1934年にエルサレムのヘブライ大学で学ぶため、イギリス委任統治領パレスチナ(現在のイスラエル)に移った。1939年にヘブライ大学で修士号取得[1]。
フランスで学業を続けたが、ナチス・ドイツの侵攻後ロンドンへ移り、1943年にロンドン・スクール・オブ・エコノミクスで博士号を取得した[1]。
『全体主義的民主主義の起源』(1952年)で名声を得た[1]。

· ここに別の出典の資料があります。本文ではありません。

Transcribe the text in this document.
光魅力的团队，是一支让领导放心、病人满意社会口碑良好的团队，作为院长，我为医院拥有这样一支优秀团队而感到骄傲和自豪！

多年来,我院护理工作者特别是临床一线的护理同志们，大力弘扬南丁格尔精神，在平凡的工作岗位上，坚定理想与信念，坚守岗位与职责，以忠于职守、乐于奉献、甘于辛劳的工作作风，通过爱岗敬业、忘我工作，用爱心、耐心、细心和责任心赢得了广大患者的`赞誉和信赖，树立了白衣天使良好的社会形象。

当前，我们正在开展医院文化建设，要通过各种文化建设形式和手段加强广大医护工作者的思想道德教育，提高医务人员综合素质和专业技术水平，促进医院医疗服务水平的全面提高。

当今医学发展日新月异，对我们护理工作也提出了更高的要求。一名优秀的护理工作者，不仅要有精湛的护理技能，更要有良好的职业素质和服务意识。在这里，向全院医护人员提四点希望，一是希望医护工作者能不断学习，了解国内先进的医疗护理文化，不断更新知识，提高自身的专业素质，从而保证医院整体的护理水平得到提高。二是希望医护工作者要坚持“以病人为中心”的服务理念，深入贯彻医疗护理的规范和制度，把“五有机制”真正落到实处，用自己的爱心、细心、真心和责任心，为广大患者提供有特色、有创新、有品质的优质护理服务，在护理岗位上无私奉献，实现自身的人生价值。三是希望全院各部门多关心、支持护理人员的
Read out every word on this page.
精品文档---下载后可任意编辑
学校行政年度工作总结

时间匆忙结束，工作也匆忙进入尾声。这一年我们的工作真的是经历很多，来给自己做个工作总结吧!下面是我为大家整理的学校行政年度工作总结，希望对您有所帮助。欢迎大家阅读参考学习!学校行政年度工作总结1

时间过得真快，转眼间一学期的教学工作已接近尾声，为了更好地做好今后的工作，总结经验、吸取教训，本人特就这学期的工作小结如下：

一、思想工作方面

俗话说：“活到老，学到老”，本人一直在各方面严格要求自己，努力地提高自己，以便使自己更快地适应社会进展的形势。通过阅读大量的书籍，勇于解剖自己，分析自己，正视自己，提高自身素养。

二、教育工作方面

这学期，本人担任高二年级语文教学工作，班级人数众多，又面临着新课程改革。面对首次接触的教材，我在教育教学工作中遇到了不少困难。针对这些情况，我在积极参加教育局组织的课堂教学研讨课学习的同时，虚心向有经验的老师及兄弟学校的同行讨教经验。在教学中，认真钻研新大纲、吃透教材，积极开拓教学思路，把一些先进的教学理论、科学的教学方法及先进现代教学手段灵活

この著書で、1956年、タルモンは社会科学部門のイスラエル賞を受賞した[1]。
1967年の六日戦争後、タルモンはアーノルド・J・トインビーと歴史におけるユダヤ人とシオニズムの役割について議論した[3]。
タルモンはアラブ世界に対して開かれた政策を求め、イスラエルの新たな入植地設立に反対し、イスラエルとパレスチナ人の自己決定権の和解を提唱した[1]。
タルモンは1980年6月16日、64歳の誕生日の2日後にエルサレムで亡くなった[2]。
業績
タルモンは全体主義の系譜を研究した。タルモンは、政治的メシアニズムがフランス革命に端を発し、ジャコビニズムとスターリン主義は直系の関係にあると主張した[1]。また、全体主義民主主義とメシア的民主主義 (Messianic democracy)/政治的メシアニズム (political Messianism)という用語も作り出した。
主な著書には『全体主義的民主主義の起源』と『政治的メシアニズム:ロマン主義的段階』がある。タルモンは、ルソーの立場は「全体主義的民主主義」、すなわち、絶対的な集団的目的の追求と達成においてのみ自由が実現されるという哲学として理解するのが最も適切であると主張した。
タルモンは全体主義的民主主義を、完璧主義的なイデオロギーによって煽られた大衆の熱狂に支えられた独裁制とも評した[4]。